- The Sacrifice
- Offret
- Sweden/France/United Kingdom1986
- Andrei Tarkovsky
- 145 DCP
- PG
“A magnificent experience: watching it, you can feel Tarkovsky’s life ebbing, but with vitality, dignity, candour, concern, and, most of all, artistry—‘with hope and confidence.’”
Jay Scott, The Globe and Mail
Armageddon is imminent in Russian mystic and master Andrei Tarkovsky’s final film, described by the director as a meditation on“the absence in our culture of room for spiritual experience.” Made in Sweden with members of Ingmar Bergman’s team, the film is set on an island where Alexander (Erland Josephson), a man of letters, lives in idyllic semi-retirement. The apple of his eye is his young son, who represents for Alexander the great hope of the future. When that future is threatened by an unthinkable cataclysm, Alexander strikes a bargain that tests the limits of belief—a decision possibly based in madness, holiness, or occult trust. (Tarkovsky’s original title for the film was The Witch.) This new restoration by the Swedish Film Institute premiered at the Berlinale following our 2023 Tarkovsky retrospective. Its faithful rendering of the film’s lighting design and colour composition provides another chance to witness the conclusion to Tarkovsky’s intense and transfixing art.
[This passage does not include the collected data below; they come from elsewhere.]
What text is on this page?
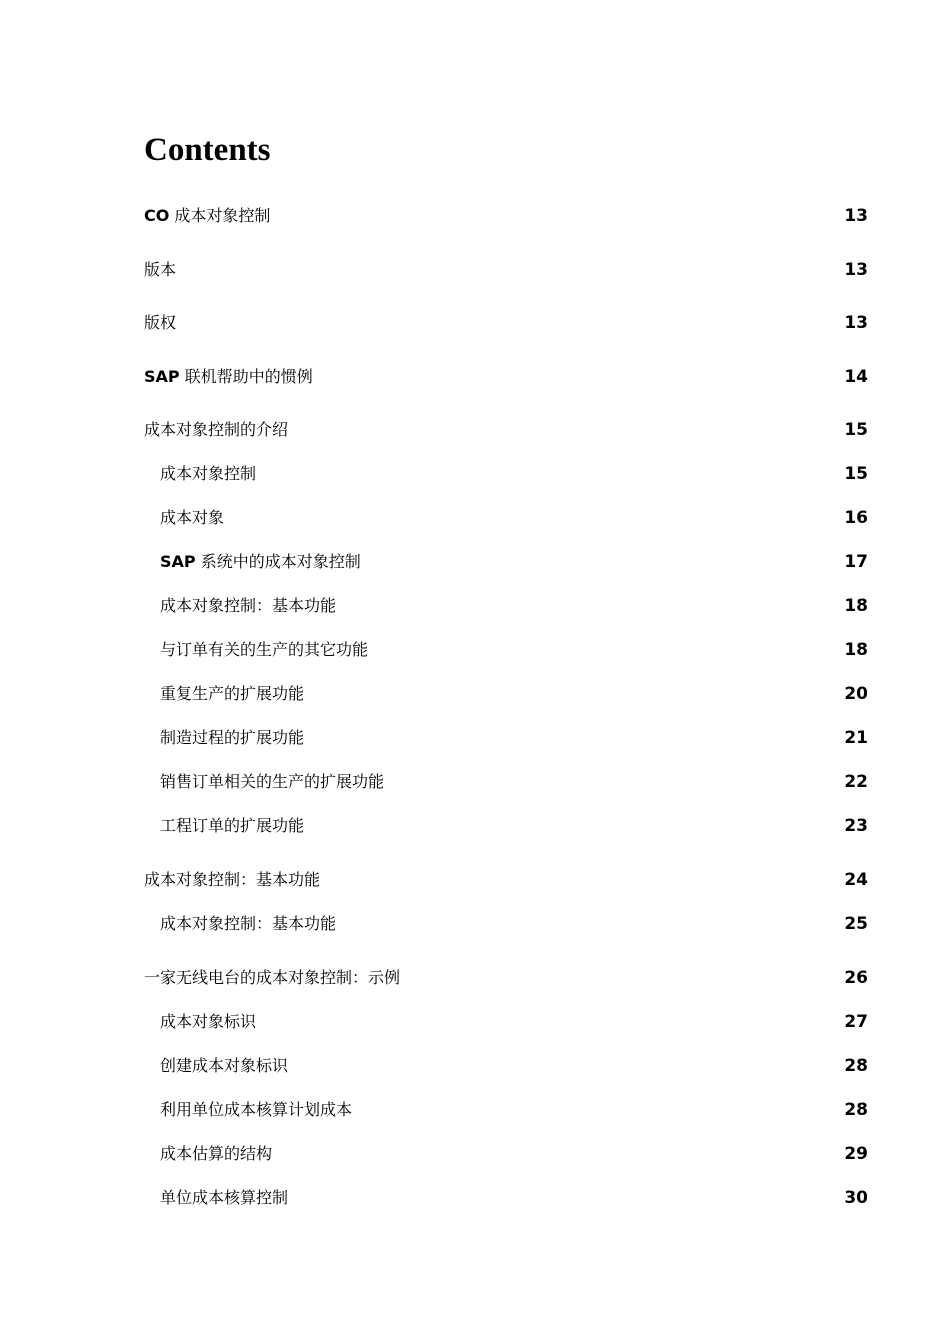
Contents
CO 成本对象控制	13
版本	13
版权	13
SAP 联机帮助中的惯例	14
成本对象控制的介绍	15
成本对象控制	15
成本对象	16
SAP 系统中的成本对象控制	17
成本对象控制：基本功能	18
与订单有关的生产的其它功能	18
重复生产的扩展功能	20
制造过程的扩展功能	21
销售订单相关的生产的扩展功能	22
工程订单的扩展功能	23
成本对象控制：基本功能	24
成本对象控制：基本功能	25
一家无线电台的成本对象控制：示例	26
成本对象标识	27
创建成本对象标识	28
利用单位成本核算计划成本	28
成本估算的结构	29
单位成本核算控制	30
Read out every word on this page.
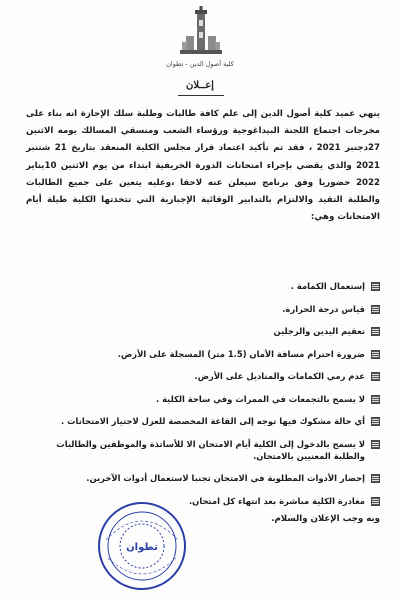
كلية أصول الدين - تطوان
إعــلان

ينهي عميد كلية أصول الدين إلى علم كافة طالبات وطلبة سلك الإجازة انه بناء على مخرجات اجتماع اللجنة البيداغوجية ورؤساء الشعب ومنسقي المسالك يومه الاثنين 27دجنبر 2021 ، فقد تم تأكيد اعتماد قرار مجلس الكلية المنعقد بتاريخ 21 شتنبر 2021 والذي يقضي بإجراء امتحانات الدورة الخريفية ابتداء من يوم الاثنين 10يناير 2022 حضوريا وفق برنامج سيعلن عنه لاحقا ،وعليه يتعين على جميع الطالبات والطلبة التقيد والالتزام بالتدابير الوقائية الإجبارية التي تتخذتها الكلية طيلة أيام الامتحانات وهي:

إستعمال الكمامة .
قياس درجة الحرارة.
تعقيم اليدين والرجلين
ضرورة احترام مسافة الأمان (1.5 متر) المسجلة على الأرض.
عدم رمي الكمامات والمناديل على الأرض.
لا يسمح بالتجمعات في الممرات وفي ساحة الكلية .
أي حالة مشكوك فيها توجه إلى القاعة المخصصة للعزل لاجتياز الامتحانات .
لا يسمح بالدخول إلى الكلية أيام الامتحان الا للأساتذة والموظفين والطالبات والطلبة المعنيين بالامتحان.
إحضار الأدوات المطلوبة في الامتحان تجنبا لاستعمال أدوات الآخرين.
مغادرة الكلية مباشرة بعد انتهاء كل امتحان.
وبه وجب الإعلان والسلام.
تطوان
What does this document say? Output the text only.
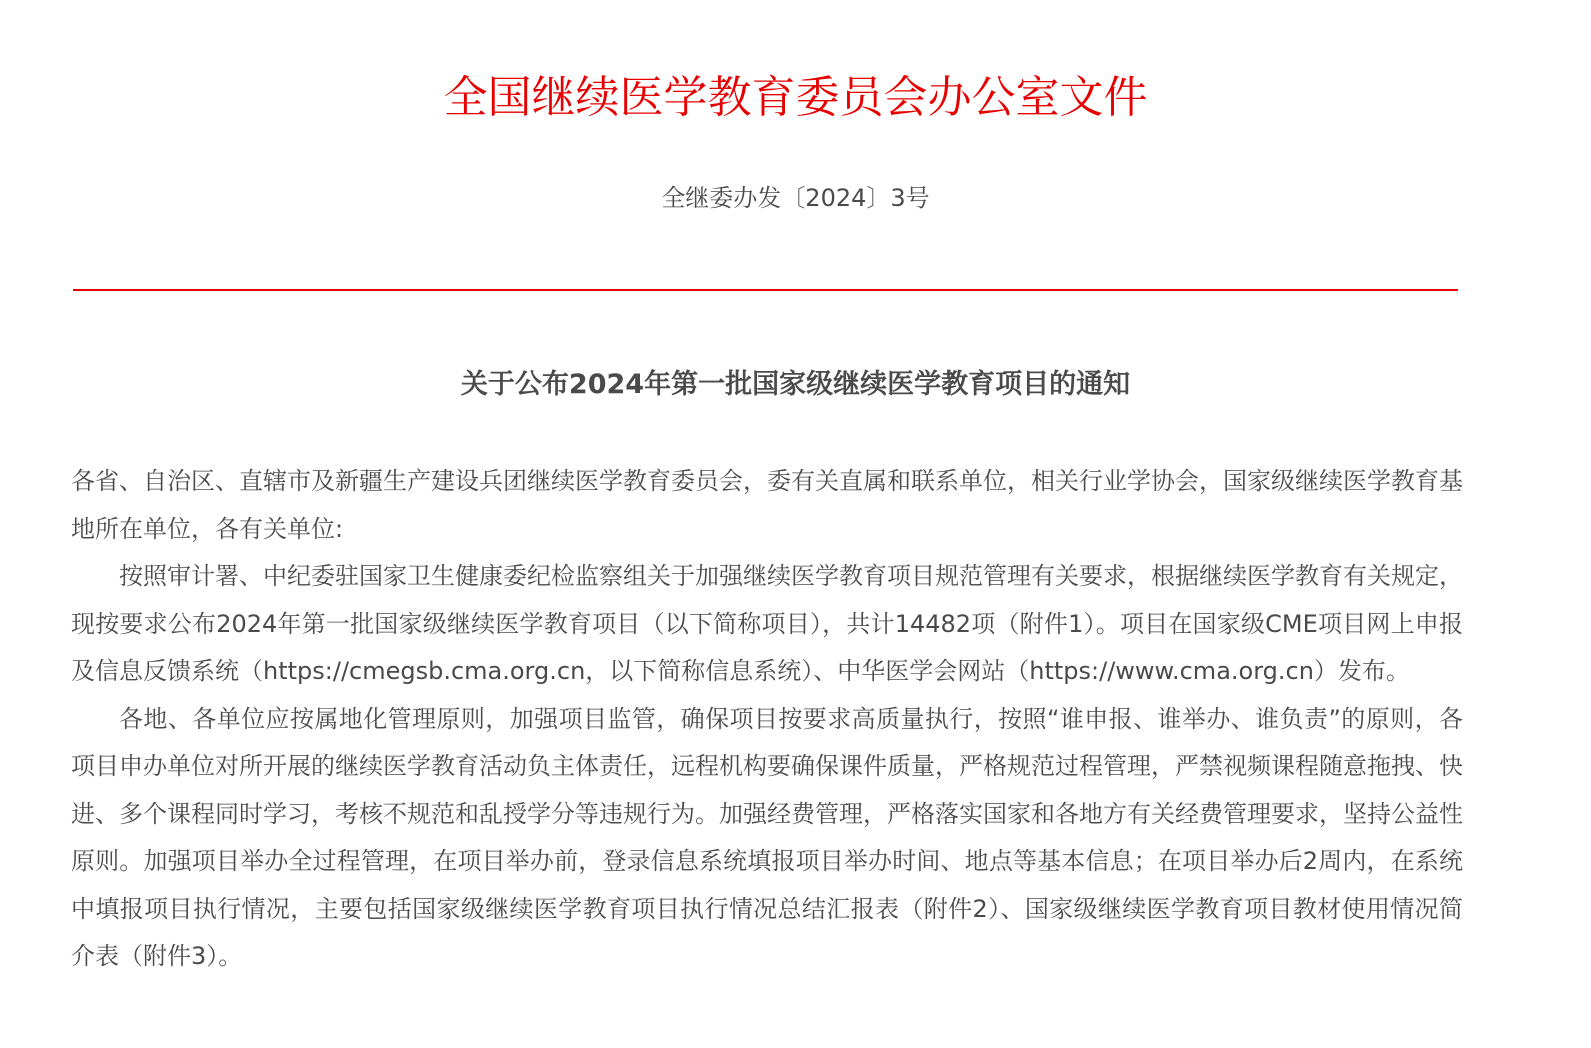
全国继续医学教育委员会办公室文件
全继委办发〔2024〕3号
关于公布2024年第一批国家级继续医学教育项目的通知

各省、自治区、直辖市及新疆生产建设兵团继续医学教育委员会，委有关直属和联系单位，相关行业学协会，国家级继续医学教育基地所在单位，各有关单位:

按照审计署、中纪委驻国家卫生健康委纪检监察组关于加强继续医学教育项目规范管理有关要求，根据继续医学教育有关规定，现按要求公布2024年第一批国家级继续医学教育项目（以下简称项目），共计14482项（附件1）。项目在国家级CME项目网上申报及信息反馈系统（https://cmegsb.cma.org.cn，以下简称信息系统）、中华医学会网站（https://www.cma.org.cn）发布。

各地、各单位应按属地化管理原则，加强项目监管，确保项目按要求高质量执行，按照“谁申报、谁举办、谁负责”的原则，各项目申办单位对所开展的继续医学教育活动负主体责任，远程机构要确保课件质量，严格规范过程管理，严禁视频课程随意拖拽、快进、多个课程同时学习，考核不规范和乱授学分等违规行为。加强经费管理，严格落实国家和各地方有关经费管理要求，坚持公益性原则。加强项目举办全过程管理，在项目举办前，登录信息系统填报项目举办时间、地点等基本信息；在项目举办后2周内，在系统中填报项目执行情况，主要包括国家级继续医学教育项目执行情况总结汇报表（附件2）、国家级继续医学教育项目教材使用情况简介表（附件3）。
In Swedish with English subtitles
“The burning house of The Sacrifice [represents] not only the culmination of Tarkovsky’s final film but of his life and work as a whole … Every gift is also a sacrifice, says Otto to Alexander; otherwise what sort of a gift would it be? By the same token The Sacrifice is also a gift, a testament which shines with the brightness of a final willed self-transfiguration.”